Mike Gold, born Itzok “Irwin” Granich, was perhaps the foremost practitioner and promoter of the proletarian literary movement in the US. As a founding editor of the leading left-wing arts journal during the Popular Front, the New Masses, Gold became the cultural arbiter of literary taste for the Communist Party USA (CPUSA), pugnaciously denouncing both high modernism and middlebrow literature alike.
And to say Gold was merely a novelist is something of an understatement: as Alan Wald and others have noted, “creative literary practice” took precedence over other forms of cultural output for those in the Communist orbit.
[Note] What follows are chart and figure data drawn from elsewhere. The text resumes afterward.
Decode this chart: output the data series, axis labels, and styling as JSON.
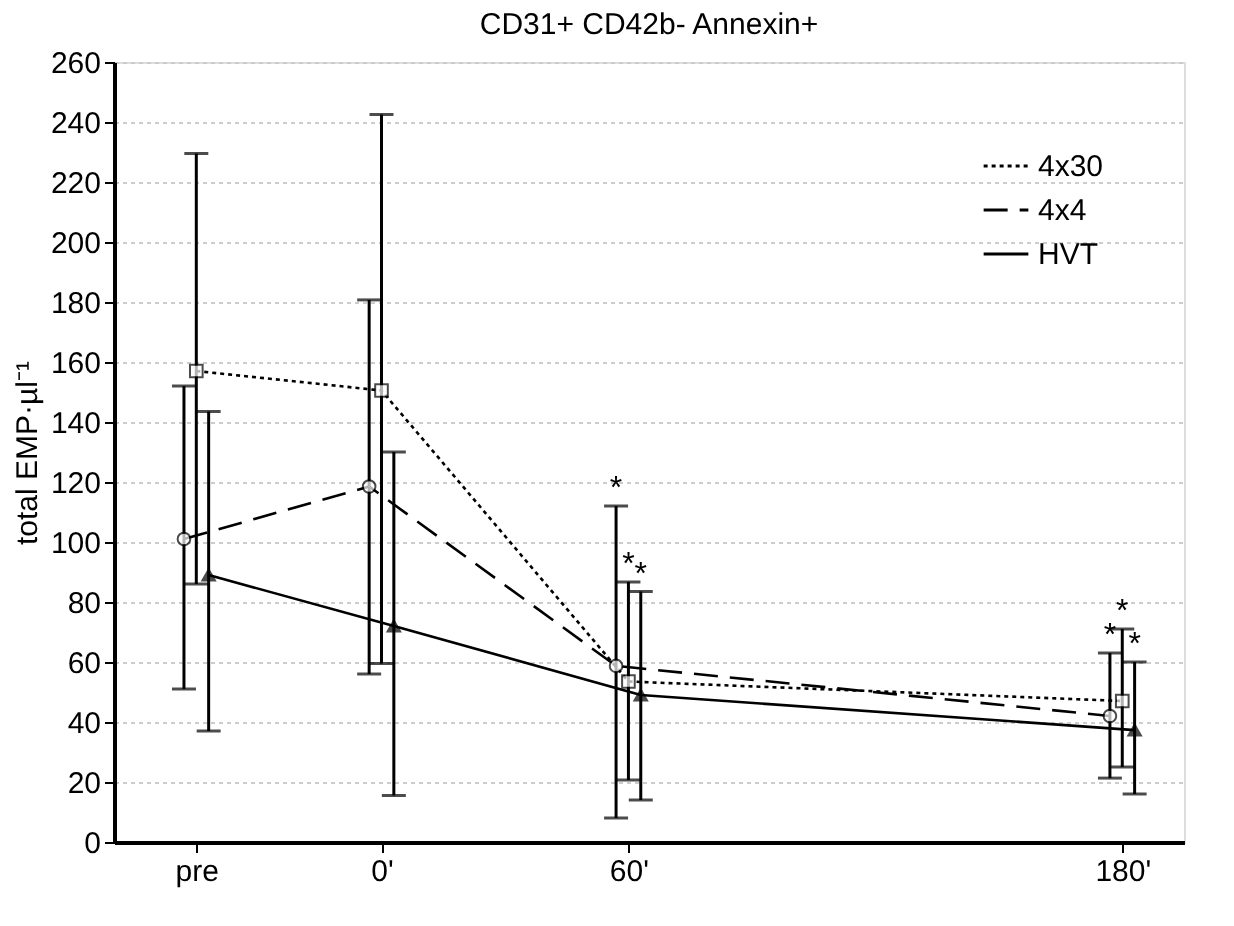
{
  "chart_data": {
    "type": "line",
    "title": "CD31+ CD42b- Annexin+",
    "ylabel": "total EMP·µl⁻¹",
    "xlim": [
      -65,
      195
    ],
    "xticks": [
      {
        "value": -45,
        "label": "pre"
      },
      {
        "value": 0,
        "label": "0'"
      },
      {
        "value": 60,
        "label": "60'"
      },
      {
        "value": 180,
        "label": "180'"
      }
    ],
    "ylim": [
      0,
      260
    ],
    "yticks": [
      0,
      20,
      40,
      60,
      80,
      100,
      120,
      140,
      160,
      180,
      200,
      220,
      240,
      260
    ],
    "grid": "y",
    "legend": "top right",
    "series": [
      {
        "name": "4x30",
        "color": "#000000",
        "line_style": "dotted",
        "marker": "square",
        "x": [
          -45,
          0,
          60,
          180
        ],
        "values": [
          157,
          150.5,
          53.5,
          47
        ],
        "errors": [
          [
            86,
            229.5
          ],
          [
            59.5,
            242.5
          ],
          [
            20.7,
            86.7
          ],
          [
            25,
            71
          ]
        ]
      },
      {
        "name": "4x4",
        "color": "#000000",
        "line_style": "dashed",
        "marker": "circle",
        "x": [
          -48,
          -3,
          57,
          177
        ],
        "values": [
          101,
          118.5,
          58.7,
          42
        ],
        "errors": [
          [
            51,
            152
          ],
          [
            56,
            180.7
          ],
          [
            8,
            112
          ],
          [
            21.3,
            63
          ]
        ]
      },
      {
        "name": "HVT",
        "color": "#000000",
        "line_style": "solid",
        "marker": "triangle",
        "x": [
          -42,
          3,
          63,
          183
        ],
        "values": [
          89,
          72,
          49,
          37.3
        ],
        "errors": [
          [
            37,
            143.5
          ],
          [
            15.5,
            130
          ],
          [
            14,
            83.5
          ],
          [
            16,
            60
          ]
        ]
      }
    ],
    "annotations": [
      {
        "text": "*",
        "x": 57,
        "y": 112
      },
      {
        "text": "*",
        "x": 60,
        "y": 86.7
      },
      {
        "text": "*",
        "x": 63,
        "y": 83.5
      },
      {
        "text": "*",
        "x": 177,
        "y": 63
      },
      {
        "text": "*",
        "x": 180,
        "y": 71
      },
      {
        "text": "*",
        "x": 183,
        "y": 60
      }
    ]
  }
}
For Gold to denounce Zionism in such terms, as both the editor of the most prestigious socialist arts journal of the era and the most popular Jewish literary figure of the Popular Front era, suggests that it is more than just the idle opinion of a lone eccentric.
For Gold’s Jewish readers, the idea that a “Zionist leader” is a petty bourgeois scammer who ensnares gullible working-class house painters into his utopian schemes would be immediately recognizable, part of the left-wing common sense of the era.
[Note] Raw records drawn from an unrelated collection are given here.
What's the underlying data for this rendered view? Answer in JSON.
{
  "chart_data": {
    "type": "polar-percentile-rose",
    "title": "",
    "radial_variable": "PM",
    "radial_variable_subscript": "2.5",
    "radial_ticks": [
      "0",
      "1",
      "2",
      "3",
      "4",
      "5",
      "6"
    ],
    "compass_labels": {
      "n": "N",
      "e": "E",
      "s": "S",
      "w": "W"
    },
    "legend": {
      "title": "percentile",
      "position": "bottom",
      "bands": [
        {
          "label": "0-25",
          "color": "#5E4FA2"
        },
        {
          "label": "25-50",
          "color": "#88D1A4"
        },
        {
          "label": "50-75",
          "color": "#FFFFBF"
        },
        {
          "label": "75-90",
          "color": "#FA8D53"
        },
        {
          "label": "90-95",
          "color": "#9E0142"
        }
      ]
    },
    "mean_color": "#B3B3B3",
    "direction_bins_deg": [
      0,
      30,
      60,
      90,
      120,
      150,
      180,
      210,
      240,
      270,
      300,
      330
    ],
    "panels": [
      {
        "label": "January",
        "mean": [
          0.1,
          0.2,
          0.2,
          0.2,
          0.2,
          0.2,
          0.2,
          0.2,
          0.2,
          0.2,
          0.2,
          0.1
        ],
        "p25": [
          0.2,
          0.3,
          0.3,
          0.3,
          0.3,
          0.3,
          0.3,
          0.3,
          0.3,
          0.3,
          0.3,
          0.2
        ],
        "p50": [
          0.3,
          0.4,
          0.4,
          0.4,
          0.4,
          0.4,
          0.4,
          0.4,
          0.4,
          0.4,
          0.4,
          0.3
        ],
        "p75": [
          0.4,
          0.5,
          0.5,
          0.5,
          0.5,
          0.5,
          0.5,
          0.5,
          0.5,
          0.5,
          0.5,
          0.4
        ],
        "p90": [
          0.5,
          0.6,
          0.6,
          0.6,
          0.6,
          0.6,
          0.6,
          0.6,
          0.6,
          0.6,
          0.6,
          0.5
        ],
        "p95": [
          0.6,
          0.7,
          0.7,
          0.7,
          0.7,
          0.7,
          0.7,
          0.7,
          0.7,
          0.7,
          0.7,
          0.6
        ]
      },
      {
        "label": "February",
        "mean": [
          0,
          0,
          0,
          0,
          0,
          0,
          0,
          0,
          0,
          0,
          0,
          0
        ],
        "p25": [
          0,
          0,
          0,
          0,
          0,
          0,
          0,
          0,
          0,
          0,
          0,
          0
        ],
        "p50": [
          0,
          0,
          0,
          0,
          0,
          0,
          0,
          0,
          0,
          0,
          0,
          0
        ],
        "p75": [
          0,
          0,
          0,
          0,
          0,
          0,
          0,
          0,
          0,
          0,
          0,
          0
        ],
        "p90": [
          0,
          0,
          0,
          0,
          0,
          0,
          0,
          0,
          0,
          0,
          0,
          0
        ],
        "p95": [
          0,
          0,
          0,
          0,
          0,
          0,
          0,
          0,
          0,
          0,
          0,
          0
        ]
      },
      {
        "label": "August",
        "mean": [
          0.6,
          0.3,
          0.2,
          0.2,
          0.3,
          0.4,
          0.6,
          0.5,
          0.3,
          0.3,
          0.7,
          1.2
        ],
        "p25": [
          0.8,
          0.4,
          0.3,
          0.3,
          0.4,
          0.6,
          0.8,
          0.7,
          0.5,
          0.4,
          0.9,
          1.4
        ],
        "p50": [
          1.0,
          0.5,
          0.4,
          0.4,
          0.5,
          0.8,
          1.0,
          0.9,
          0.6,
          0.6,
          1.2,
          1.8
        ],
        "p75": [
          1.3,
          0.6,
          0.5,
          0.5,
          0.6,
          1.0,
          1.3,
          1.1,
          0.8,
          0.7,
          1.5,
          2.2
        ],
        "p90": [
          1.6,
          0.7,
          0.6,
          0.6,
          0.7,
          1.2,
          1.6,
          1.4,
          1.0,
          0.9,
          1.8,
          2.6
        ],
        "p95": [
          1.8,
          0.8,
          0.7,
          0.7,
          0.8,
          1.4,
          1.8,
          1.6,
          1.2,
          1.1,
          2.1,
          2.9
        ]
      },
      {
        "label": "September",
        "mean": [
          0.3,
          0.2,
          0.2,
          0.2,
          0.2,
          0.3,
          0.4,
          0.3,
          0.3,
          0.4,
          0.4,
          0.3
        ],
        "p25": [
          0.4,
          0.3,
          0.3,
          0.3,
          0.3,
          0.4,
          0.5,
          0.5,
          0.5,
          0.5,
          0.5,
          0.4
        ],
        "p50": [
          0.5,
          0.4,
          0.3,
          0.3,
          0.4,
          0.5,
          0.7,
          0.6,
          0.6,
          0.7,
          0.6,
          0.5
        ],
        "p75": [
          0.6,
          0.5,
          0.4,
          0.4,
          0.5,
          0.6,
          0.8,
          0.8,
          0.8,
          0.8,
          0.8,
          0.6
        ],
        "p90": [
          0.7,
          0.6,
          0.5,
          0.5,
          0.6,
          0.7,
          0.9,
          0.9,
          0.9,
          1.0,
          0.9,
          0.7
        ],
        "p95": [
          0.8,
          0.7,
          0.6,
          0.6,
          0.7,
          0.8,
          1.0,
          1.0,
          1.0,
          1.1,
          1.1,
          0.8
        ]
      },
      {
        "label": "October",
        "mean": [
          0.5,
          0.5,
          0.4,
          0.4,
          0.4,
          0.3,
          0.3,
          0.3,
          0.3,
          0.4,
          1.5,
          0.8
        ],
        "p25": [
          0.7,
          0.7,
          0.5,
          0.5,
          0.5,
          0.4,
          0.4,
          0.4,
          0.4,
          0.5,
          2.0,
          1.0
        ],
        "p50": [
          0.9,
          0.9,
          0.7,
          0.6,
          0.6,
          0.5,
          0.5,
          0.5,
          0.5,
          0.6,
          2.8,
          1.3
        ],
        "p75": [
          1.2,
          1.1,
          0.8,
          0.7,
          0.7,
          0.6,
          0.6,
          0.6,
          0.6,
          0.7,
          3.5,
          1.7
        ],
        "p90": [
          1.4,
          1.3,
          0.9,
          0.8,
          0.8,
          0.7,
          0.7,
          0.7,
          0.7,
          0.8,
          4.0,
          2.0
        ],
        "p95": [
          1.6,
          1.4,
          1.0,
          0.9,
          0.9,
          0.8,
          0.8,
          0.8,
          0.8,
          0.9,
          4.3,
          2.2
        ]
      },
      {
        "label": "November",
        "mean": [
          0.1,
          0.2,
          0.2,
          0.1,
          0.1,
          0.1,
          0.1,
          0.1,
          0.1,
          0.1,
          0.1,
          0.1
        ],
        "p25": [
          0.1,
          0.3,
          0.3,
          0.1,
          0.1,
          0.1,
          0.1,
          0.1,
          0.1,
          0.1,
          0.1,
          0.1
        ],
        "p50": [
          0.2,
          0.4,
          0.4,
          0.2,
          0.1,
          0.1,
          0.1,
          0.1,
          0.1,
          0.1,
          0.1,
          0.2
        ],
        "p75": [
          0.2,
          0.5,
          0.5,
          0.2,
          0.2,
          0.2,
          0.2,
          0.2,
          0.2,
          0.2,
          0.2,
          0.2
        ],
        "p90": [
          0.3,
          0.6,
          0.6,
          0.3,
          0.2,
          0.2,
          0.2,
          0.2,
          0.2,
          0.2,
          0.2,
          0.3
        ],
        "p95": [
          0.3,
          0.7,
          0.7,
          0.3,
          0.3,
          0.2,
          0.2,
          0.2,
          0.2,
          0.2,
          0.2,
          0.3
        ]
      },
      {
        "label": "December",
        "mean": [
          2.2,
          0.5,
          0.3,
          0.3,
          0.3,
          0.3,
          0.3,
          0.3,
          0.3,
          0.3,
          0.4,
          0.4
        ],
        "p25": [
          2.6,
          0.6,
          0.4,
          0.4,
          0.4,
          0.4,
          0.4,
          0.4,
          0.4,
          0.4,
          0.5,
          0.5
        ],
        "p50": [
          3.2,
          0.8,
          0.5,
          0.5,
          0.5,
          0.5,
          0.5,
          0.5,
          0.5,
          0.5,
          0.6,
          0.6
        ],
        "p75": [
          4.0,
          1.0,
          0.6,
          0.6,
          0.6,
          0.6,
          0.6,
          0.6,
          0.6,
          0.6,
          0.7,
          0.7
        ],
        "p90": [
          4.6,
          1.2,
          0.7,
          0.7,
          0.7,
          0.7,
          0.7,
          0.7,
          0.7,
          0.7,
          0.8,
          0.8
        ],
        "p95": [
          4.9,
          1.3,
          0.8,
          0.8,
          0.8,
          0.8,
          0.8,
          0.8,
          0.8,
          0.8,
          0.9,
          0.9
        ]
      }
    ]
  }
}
Criticism of Zionism was common on the Jewish left in the 1930s and 1940s, so common that a historian of Zionist cultural literature could find only one left-wing Jewish author, Meyer Levin, who took up pro- Zionist themes (and his novels were widely panned).
As Yuri Slezkine writes, of the three Jewish “Promised Lands” of the twentieth century, citizenship in the United States, immigration to Israel, and the Bolshevik Revolution (that is, assimilation, nationalism, or Communism), Communism remained by far the most popular solution to the “Jewish question” in the decades between the wars.
Or as writer and Communist Party critic Robert Gessner put it bluntly in New Masses, “In America, about one percent of America’s Jews are Zionist.” Derided as nationalists, imperialists, and the petty bourgeoisie, Zionists were a small and often-mocked minority within the Jewish socialist left, so much so a recently revived Yiddish song ridicules Zionists as “little” and “foolish,” out of touch with “the workers’ reality.”
While there has never not been an anti-Zionist Jewish left, that Zionists could be referred to as small-minded idiots, relegated to the ash heap of history, is clearly a sentiment one must regard—in our current conjuncture—with wonder.
The erasure of this left-wing, working-class, anti-Zionist common sense can not only be laid at the feet of Israel and its defenders. Or rather, its erasure is complex and, as with Mike Gold’s prescient trip to the suburbs, part of a larger ideological and material project that included an incomplete but nonetheless wide incorporation of immigrant Jewish life into dominant American ideas of race, politics, and identity.